先ほどの人は視力が1.0まで回復しましたが、上の図のとおり歪みは少し残っています(術後2か月)。術後半年から1年くらいかけてゆっくりと歪みが減ることがあります。
知らない間に進行する糖尿病網膜症
2014.10.20 網膜
先週土曜日と本日で
白内障手術32件
硝子体手術12件
緑内障手術(エクスプレス)1件
眼瞼腫瘍切除術1件
皆さん無事に終わりました。糖尿病網膜症の患者さんが多くて大変です。
知らない間に進行する糖尿病網膜症
一口に糖尿病網膜症といっても、派手に出血するものもあれば、一見あまり悪く見えないけどとても重症というものまで様々です。
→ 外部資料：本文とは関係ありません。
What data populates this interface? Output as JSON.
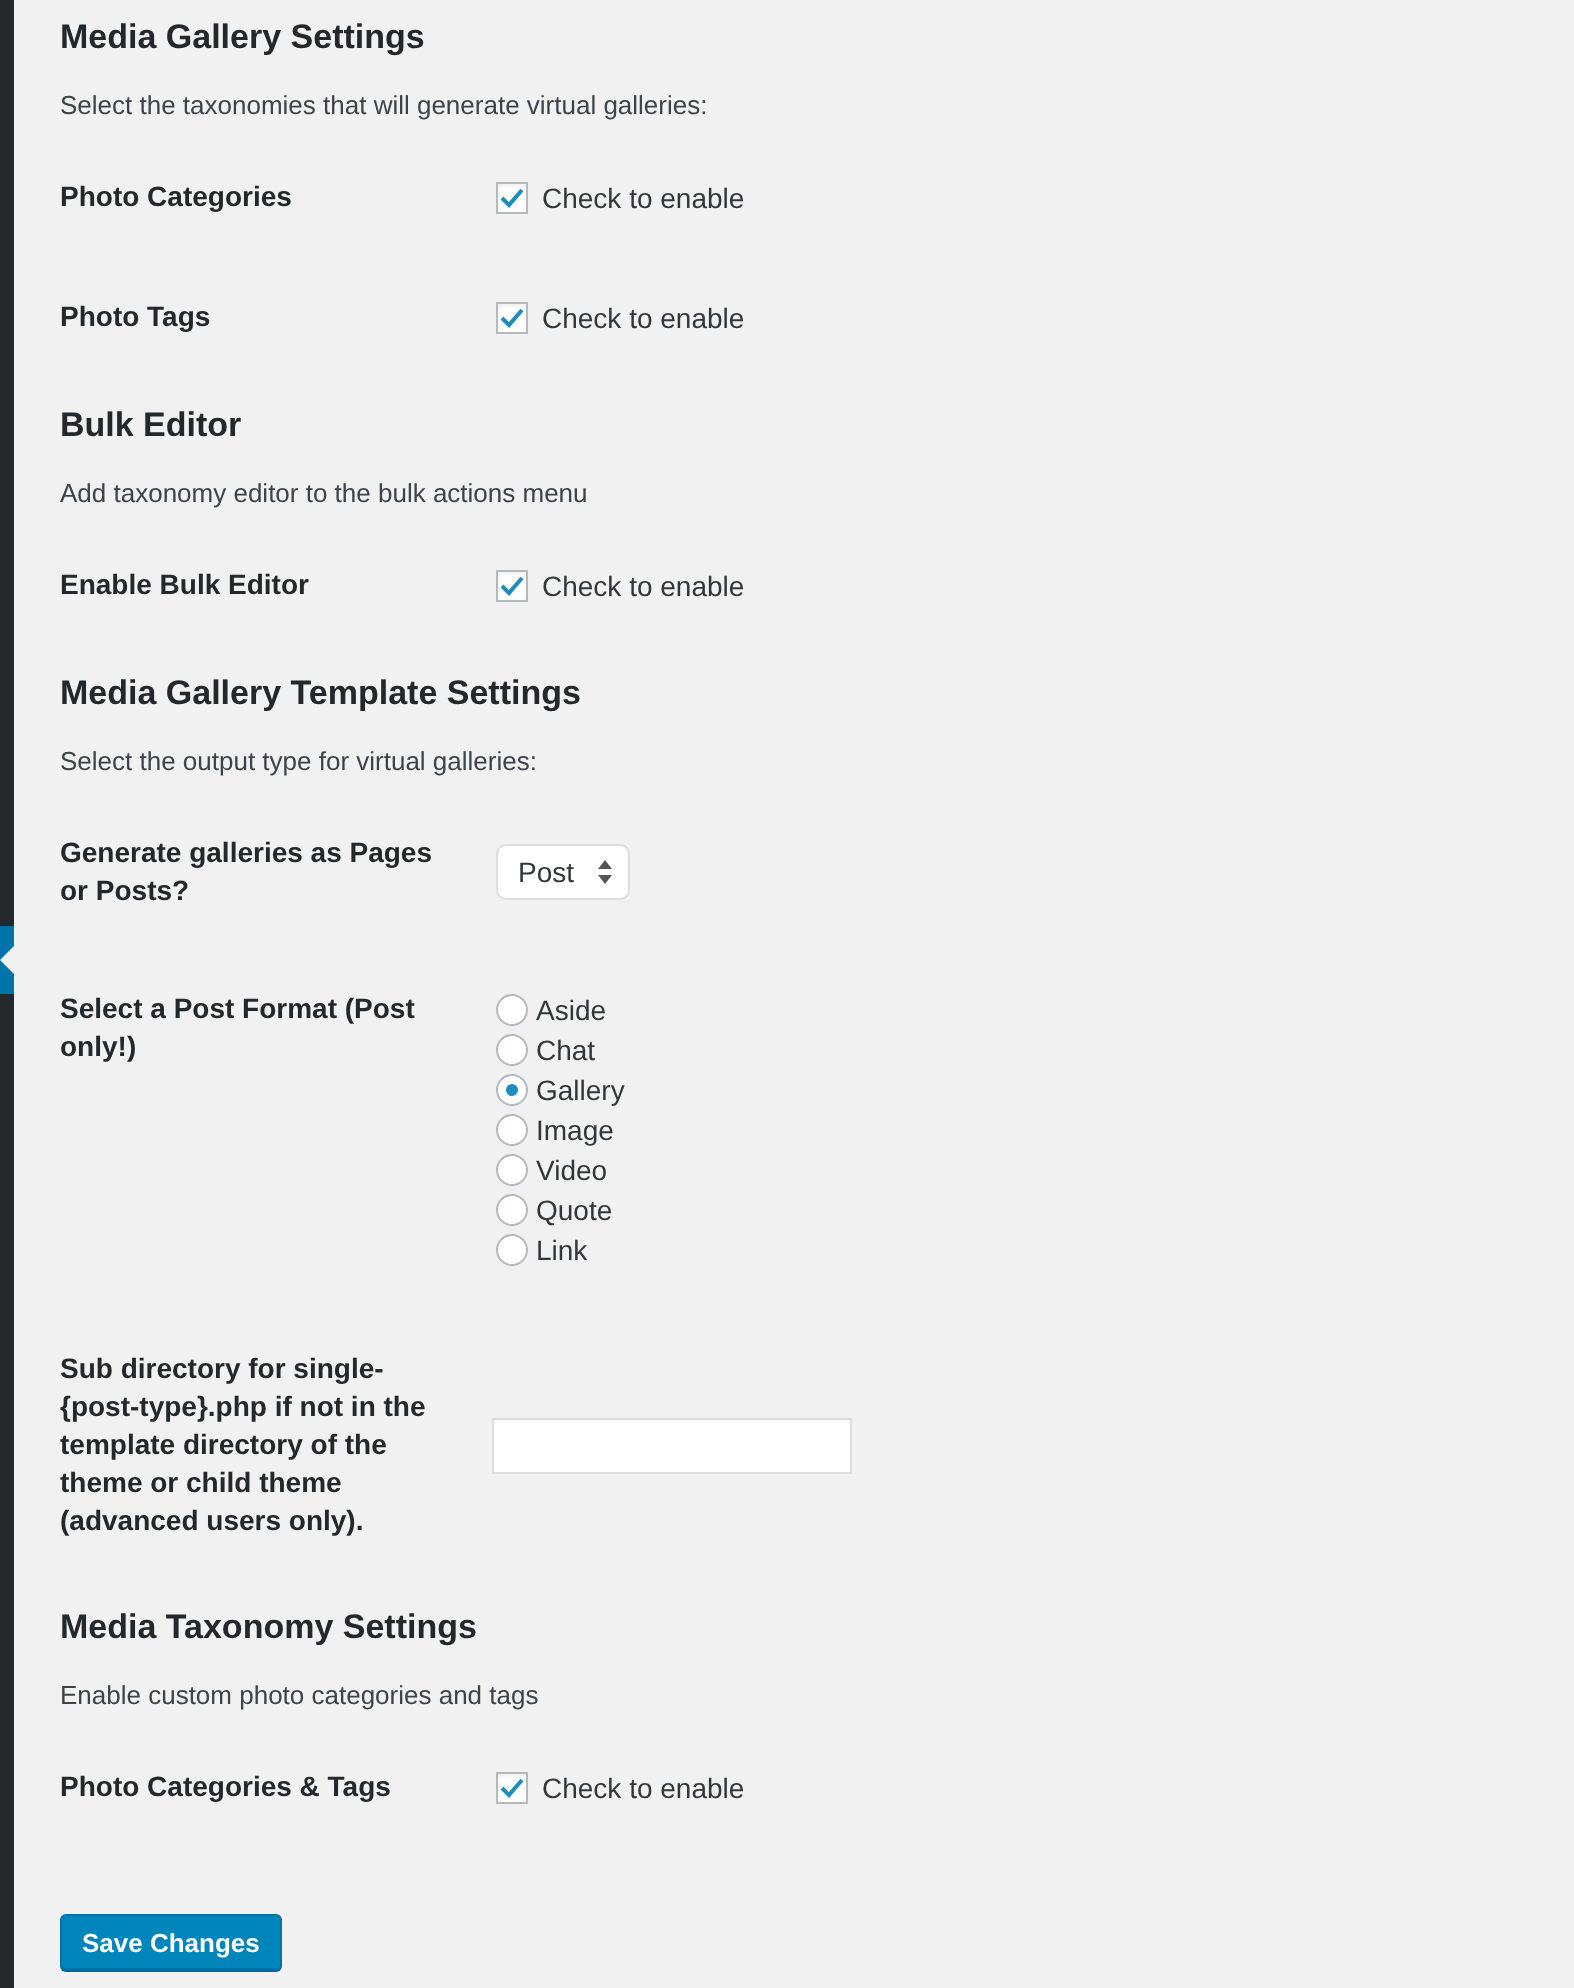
{
  "sections": [
    {
      "heading": "Media Gallery Settings",
      "description": "Select the taxonomies that will generate virtual galleries:",
      "fields": [
        {
          "kind": "checkbox",
          "label": "Photo Categories",
          "checked": true,
          "text": "Check to enable"
        },
        {
          "kind": "checkbox",
          "label": "Photo Tags",
          "checked": true,
          "text": "Check to enable"
        }
      ]
    },
    {
      "heading": "Bulk Editor",
      "description": "Add taxonomy editor to the bulk actions menu",
      "fields": [
        {
          "kind": "checkbox",
          "label": "Enable Bulk Editor",
          "checked": true,
          "text": "Check to enable"
        }
      ]
    },
    {
      "heading": "Media Gallery Template Settings",
      "description": "Select the output type for virtual galleries:",
      "fields": [
        {
          "kind": "select",
          "label": "Generate galleries as Pages or Posts?",
          "value": "Post"
        },
        {
          "kind": "radio",
          "label": "Select a Post Format (Post only!)",
          "options": [
            {
              "label": "Aside",
              "selected": false
            },
            {
              "label": "Chat",
              "selected": false
            },
            {
              "label": "Gallery",
              "selected": true
            },
            {
              "label": "Image",
              "selected": false
            },
            {
              "label": "Video",
              "selected": false
            },
            {
              "label": "Quote",
              "selected": false
            },
            {
              "label": "Link",
              "selected": false
            }
          ]
        },
        {
          "kind": "text",
          "label": "Sub directory for single-{post-type}.php if not in the template directory of the theme or child theme (advanced users only)."
        }
      ]
    },
    {
      "heading": "Media Taxonomy Settings",
      "description": "Enable custom photo categories and tags",
      "fields": [
        {
          "kind": "checkbox",
          "label": "Photo Categories & Tags",
          "checked": true,
          "text": "Check to enable"
        }
      ]
    }
  ],
  "save_button": "Save Changes"
}
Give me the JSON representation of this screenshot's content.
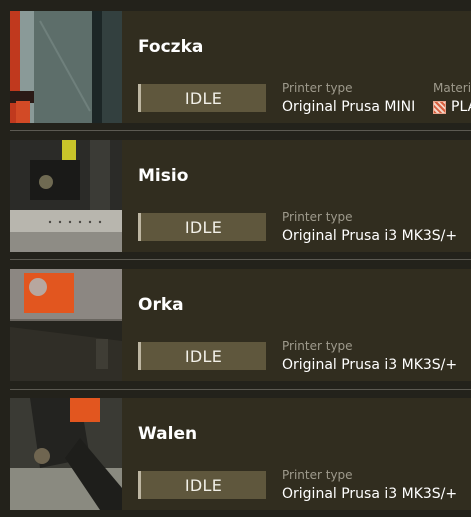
{
  "printers": [
    {
      "name": "Foczka",
      "status": "IDLE",
      "printer_type_label": "Printer type",
      "printer_type": "Original Prusa MINI",
      "material_label": "Materia",
      "material": "PLA"
    },
    {
      "name": "Misio",
      "status": "IDLE",
      "printer_type_label": "Printer type",
      "printer_type": "Original Prusa i3 MK3S/+"
    },
    {
      "name": "Orka",
      "status": "IDLE",
      "printer_type_label": "Printer type",
      "printer_type": "Original Prusa i3 MK3S/+"
    },
    {
      "name": "Walen",
      "status": "IDLE",
      "printer_type_label": "Printer type",
      "printer_type": "Original Prusa i3 MK3S/+"
    }
  ],
  "colors": {
    "card_bg": "#312d1f",
    "status_bg": "#5f573d",
    "accent_orange": "#e2561f"
  }
}
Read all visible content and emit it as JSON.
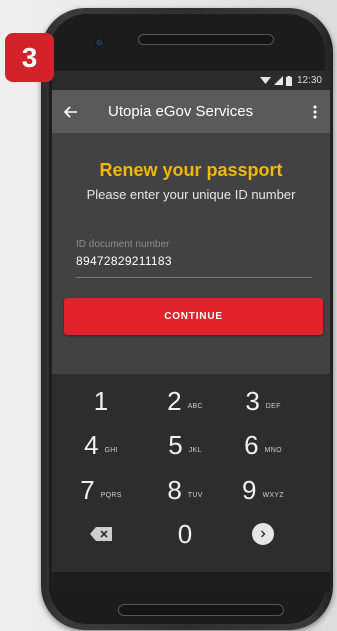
{
  "step_badge": "3",
  "statusbar": {
    "time": "12:30"
  },
  "appbar": {
    "title": "Utopia eGov Services"
  },
  "content": {
    "title": "Renew your passport",
    "subtitle": "Please enter your unique ID number",
    "field_label": "ID document number",
    "field_value": "89472829211183",
    "continue_label": "CONTINUE"
  },
  "keypad": [
    {
      "num": "1",
      "letters": ""
    },
    {
      "num": "2",
      "letters": "ABC"
    },
    {
      "num": "3",
      "letters": "DEF"
    },
    {
      "num": "4",
      "letters": "GHI"
    },
    {
      "num": "5",
      "letters": "JKL"
    },
    {
      "num": "6",
      "letters": "MNO"
    },
    {
      "num": "7",
      "letters": "PQRS"
    },
    {
      "num": "8",
      "letters": "TUV"
    },
    {
      "num": "9",
      "letters": "WXYZ"
    },
    {
      "num": "0",
      "letters": ""
    }
  ],
  "colors": {
    "accent_yellow": "#f3b700",
    "button_red": "#e3232b",
    "badge_red": "#d2232a"
  }
}
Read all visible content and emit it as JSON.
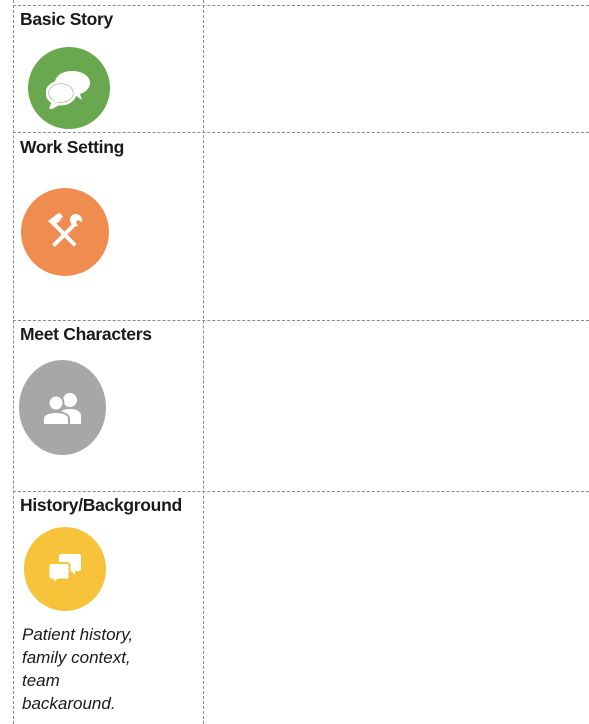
{
  "rows": [
    {
      "title": "Basic Story",
      "icon": "speech-bubbles-icon",
      "color": "#6aa84f"
    },
    {
      "title": "Work Setting",
      "icon": "hammer-wrench-icon",
      "color": "#ef8c50"
    },
    {
      "title": "Meet Characters",
      "icon": "people-icon",
      "color": "#a7a7a7"
    },
    {
      "title": "History/Background",
      "icon": "chat-icon",
      "color": "#f7c33b",
      "note": [
        "Patient history,",
        "family context,",
        "team",
        "backaround."
      ]
    }
  ]
}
このように、軟性白斑が多発していると「これは危ない」と分かりやすいです。そのため、診察してすぐに「レーザー治療をしましょう」という事ができます。しかし、糖尿病網膜症の中にはぱっと見分かりにくい所見があります。それが「新生血管」です。通常見えている血管よりもずっと小さいので分かりにくいのですが、実はとても重要な血管です。網膜の虚血(血液不足)を良く反映するため、治療方針の判断を左右する重要な所見です。
ぱっと見で点状出血しか無かったからか、他院では追加治療されなかった症例です。しかし、造影検査をしてみると・・・・
造影剤を入れてすぐの写真です。良く見るとチリチリした血管だらけです。これらはすべて新生血管です。
造影剤をいれて5分たった写真です。本来暗いはずの黄斑付近から造影剤が漏れ出してボヤボヤしています。網膜がかなり血液不足の状態になっているという事なので、レーザー治療を追加しました。
こういった症例では、硝子体出血や新生血管緑内障などのリスクが高くなっている状態なので、うまく落ち着くと良いですね。